A Mortalha de Alzira

Por Aluísio Azevedo (1891)

— Perdoe, Alzira...

— Se lhe não convenho, se lhe sou perniciosa, afaste-se de mim! Ninguém o obriga a ficar a meu lado!

E arredou-se dele, para ir assentar-se em um divã. O marquês acompanhou-a.

— Se o traísse, vá! continuou ela; se lhe desse ocasião de ter ciúmes, ainda vá; mas, que diabo, eu cumpro lealmente com o que prometi e, quando não estivesse disposta a fazê-lo, di-lo-ia com franqueza, porque afinal sou livre!

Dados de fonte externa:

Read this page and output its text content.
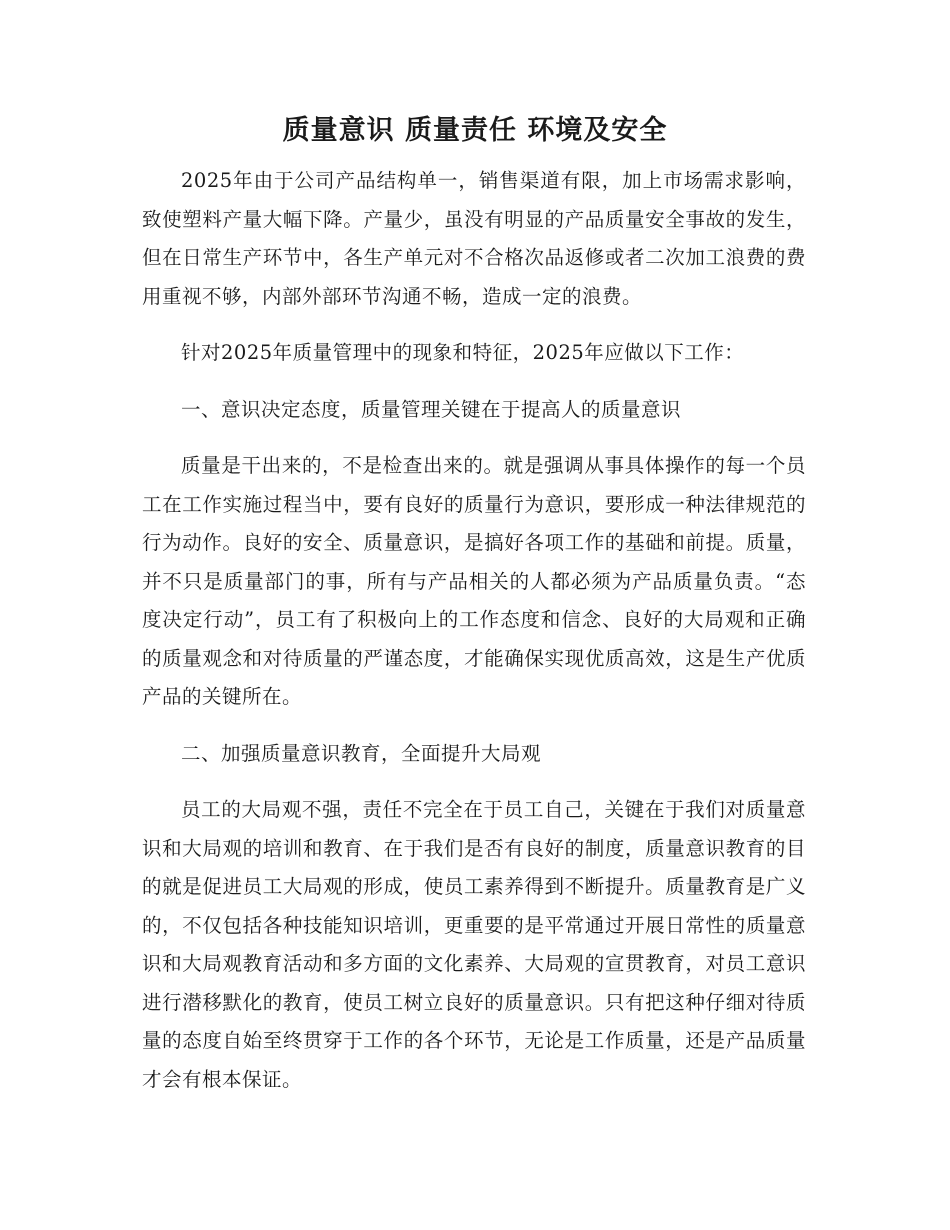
质量意识 质量责任 环境及安全

2025年由于公司产品结构单一，销售渠道有限，加上市场需求影响，致使塑料产量大幅下降。产量少，虽没有明显的产品质量安全事故的发生，但在日常生产环节中，各生产单元对不合格次品返修或者二次加工浪费的费用重视不够，内部外部环节沟通不畅，造成一定的浪费。

针对2025年质量管理中的现象和特征，2025年应做以下工作：

一、意识决定态度，质量管理关键在于提高人的质量意识

质量是干出来的，不是检查出来的。就是强调从事具体操作的每一个员工在工作实施过程当中，要有良好的质量行为意识，要形成一种法律规范的行为动作。良好的安全、质量意识，是搞好各项工作的基础和前提。质量，并不只是质量部门的事，所有与产品相关的人都必须为产品质量负责。“态度决定行动”，员工有了积极向上的工作态度和信念、良好的大局观和正确的质量观念和对待质量的严谨态度，才能确保实现优质高效，这是生产优质产品的关键所在。

二、加强质量意识教育，全面提升大局观

员工的大局观不强，责任不完全在于员工自己，关键在于我们对质量意识和大局观的培训和教育、在于我们是否有良好的制度，质量意识教育的目的就是促进员工大局观的形成，使员工素养得到不断提升。质量教育是广义的，不仅包括各种技能知识培训，更重要的是平常通过开展日常性的质量意识和大局观教育活动和多方面的文化素养、大局观的宣贯教育，对员工意识进行潜移默化的教育，使员工树立良好的质量意识。只有把这种仔细对待质量的态度自始至终贯穿于工作的各个环节，无论是工作质量，还是产品质量才会有根本保证。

Como, pois, admitir que me exprobre fatos, pelos quais não sou responsável O senhor, se fez sacrifícios para obter-me, não foi sem dúvida com o intuito de praticar uma boa ação, mas simplesmente para proporcionar a si mesmo um prazer que lhe apetecia. Se fez sacrifícios, não foi por mim, foi pela sua própria pessoa; e, se não tinha elementos para a empresa, por que a empreendeu?...

— Porque a amava!

— E amava-me, porque sou bela, sou moça e estou na moda! Ora, meu caro marquês, há de convir que com isso não teve originalidade alguma!... (E soltou uma risada de escárnio). Original seria se tivesse a desvairada pretensão de ser, durante algum tempo, o amante exclusivo da condessa Alzira, sem despender alguns milhões de francos!...

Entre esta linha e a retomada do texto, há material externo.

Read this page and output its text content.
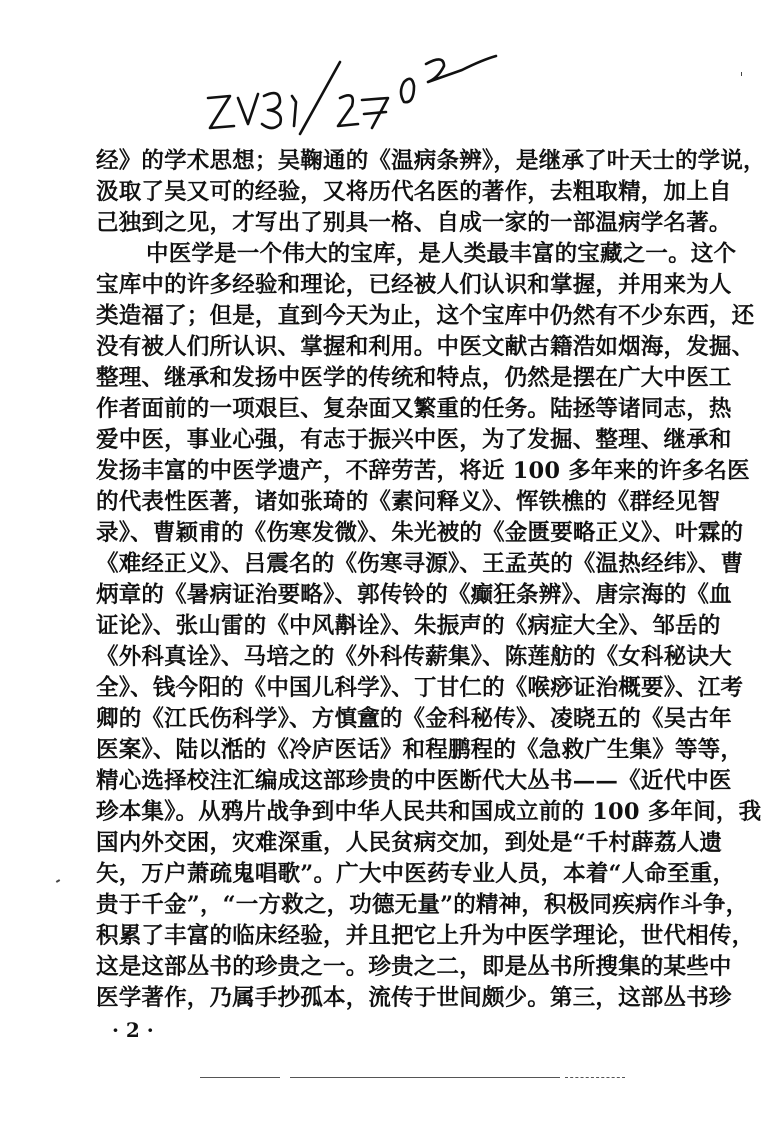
经》的学术思想；吴鞠通的《温病条辨》，是继承了叶天士的学说，
汲取了吴又可的经验，又将历代名医的著作，去粗取精，加上自
己独到之见，才写出了别具一格、自成一家的一部温病学名著。
中医学是一个伟大的宝库，是人类最丰富的宝藏之一。这个
宝库中的许多经验和理论，已经被人们认识和掌握，并用来为人
类造福了；但是，直到今天为止，这个宝库中仍然有不少东西，还
没有被人们所认识、掌握和利用。中医文献古籍浩如烟海，发掘、
整理、继承和发扬中医学的传统和特点，仍然是摆在广大中医工
作者面前的一项艰巨、复杂面又繁重的任务。陆拯等诸同志，热
爱中医，事业心强，有志于振兴中医，为了发掘、整理、继承和
发扬丰富的中医学遗产，不辞劳苦，将近 100 多年来的许多名医
的代表性医著，诸如张琦的《素问释义》、恽铁樵的《群经见智
录》、曹颖甫的《伤寒发微》、朱光被的《金匮要略正义》、叶霖的
《难经正义》、吕震名的《伤寒寻源》、王孟英的《温热经纬》、曹
炳章的《暑病证治要略》、郭传铃的《癫狂条辨》、唐宗海的《血
证论》、张山雷的《中风斠诠》、朱振声的《病症大全》、邹岳的
《外科真诠》、马培之的《外科传薪集》、陈莲舫的《女科秘诀大
全》、钱今阳的《中国儿科学》、丁甘仁的《喉痧证治概要》、江考
卿的《江氏伤科学》、方慎盦的《金科秘传》、凌晓五的《吴古年
医案》、陆以湉的《冷庐医话》和程鹏程的《急救广生集》等等，
精心选择校注汇编成这部珍贵的中医断代大丛书——《近代中医
珍本集》。从鸦片战争到中华人民共和国成立前的 100 多年间，我
国内外交困，灾难深重，人民贫病交加，到处是“千村薜荔人遗
矢，万户萧疏鬼唱歌”。广大中医药专业人员，本着“人命至重，
贵于千金”，“一方救之，功德无量”的精神，积极同疾病作斗争，
积累了丰富的临床经验，并且把它上升为中医学理论，世代相传，
这是这部丛书的珍贵之一。珍贵之二，即是丛书所搜集的某些中
医学著作，乃属手抄孤本，流传于世间颇少。第三，这部丛书珍
· 2 ·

— A senhora bem sabe que não é o dinheiro despendido o que eu deploro...

— Pois eu com o resto nada tenho que ver!... São-me indiferentes a morte de sua mulher e o futuro de seus filhos!... Quando o senhor se descuidou deles, quanto mais eu! ... O senhor que fosse melhor marido e melhor pai! Se há um criminoso entre nós, não sou eu decerto: na minha qualidade de cortesã, sou lógica, não me afasto uma linha do meu programa; o senhor é que se afastou dos seus deveres, na qualidade de chefe de família. Queixe-se por conseguinte de si mesmo e não me aborreça!

— E é a senhora quem me diz isto?!... exclamou o marques, abrolhando os olhos.

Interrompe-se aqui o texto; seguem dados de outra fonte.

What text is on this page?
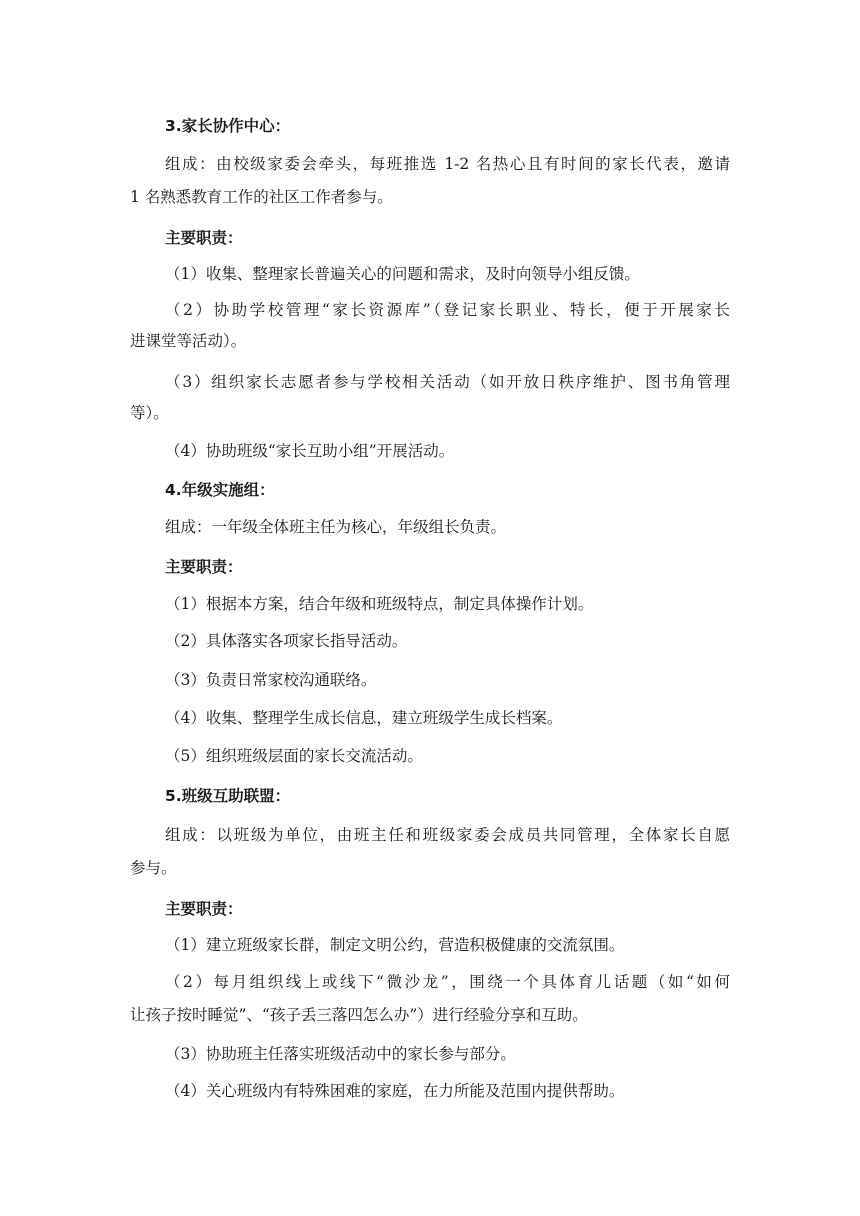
3.家长协作中心：
组成：由校级家委会牵头，每班推选 1-2 名热心且有时间的家长代表，邀请
1 名熟悉教育工作的社区工作者参与。
主要职责：
（1）收集、整理家长普遍关心的问题和需求，及时向领导小组反馈。
（2）协助学校管理“家长资源库”（登记家长职业、特长，便于开展家长
进课堂等活动）。
（3）组织家长志愿者参与学校相关活动（如开放日秩序维护、图书角管理
等）。
（4）协助班级“家长互助小组”开展活动。
4.年级实施组：
组成：一年级全体班主任为核心，年级组长负责。
主要职责：
（1）根据本方案，结合年级和班级特点，制定具体操作计划。
（2）具体落实各项家长指导活动。
（3）负责日常家校沟通联络。
（4）收集、整理学生成长信息，建立班级学生成长档案。
（5）组织班级层面的家长交流活动。
5.班级互助联盟：
组成：以班级为单位，由班主任和班级家委会成员共同管理，全体家长自愿
参与。
主要职责：
（1）建立班级家长群，制定文明公约，营造积极健康的交流氛围。
（2）每月组织线上或线下“微沙龙”，围绕一个具体育儿话题（如“如何
让孩子按时睡觉”、“孩子丢三落四怎么办”）进行经验分享和互助。
（3）协助班主任落实班级活动中的家长参与部分。
（4）关心班级内有特殊困难的家庭，在力所能及范围内提供帮助。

— Certamente, respondeu Alzira, com toda a calma.

— No entanto, volveu ele, a condessa, sabe perfeitamente que eu a tudo me resignaria, se a senhora fosse para mim um pouco mais amorosa... eu tudo perdoaria, se...

— Perdoaria?... mas eu é que não quero o seu perdão para cousa alguma... Não me sinto absolutamente culpada.

— Pois devia sentir-se! disparatou o fidalgo, fazendo-se outra vez vermelho. Tenho o direito de ser tratado melhor nesta casa!

Alzira olhou para ele sem voltar o rosto.

— Minhas palavras são amargas?... disse. É o senhor quem as provoca... Quantos aos meus atos — são irrepreensíveis!...

Esta última frase teve o encanto de transformar 0 marquês.

— Tudo isso, resmungou o queixoso, prova que a senhora nunca sentiu por mim o menor vislumbre de amor ...

Alzira soltou uma gargalhada sincera.

— Ora, marquês, não me faça rir! disse depois, cobrindo o rosto com o lenço.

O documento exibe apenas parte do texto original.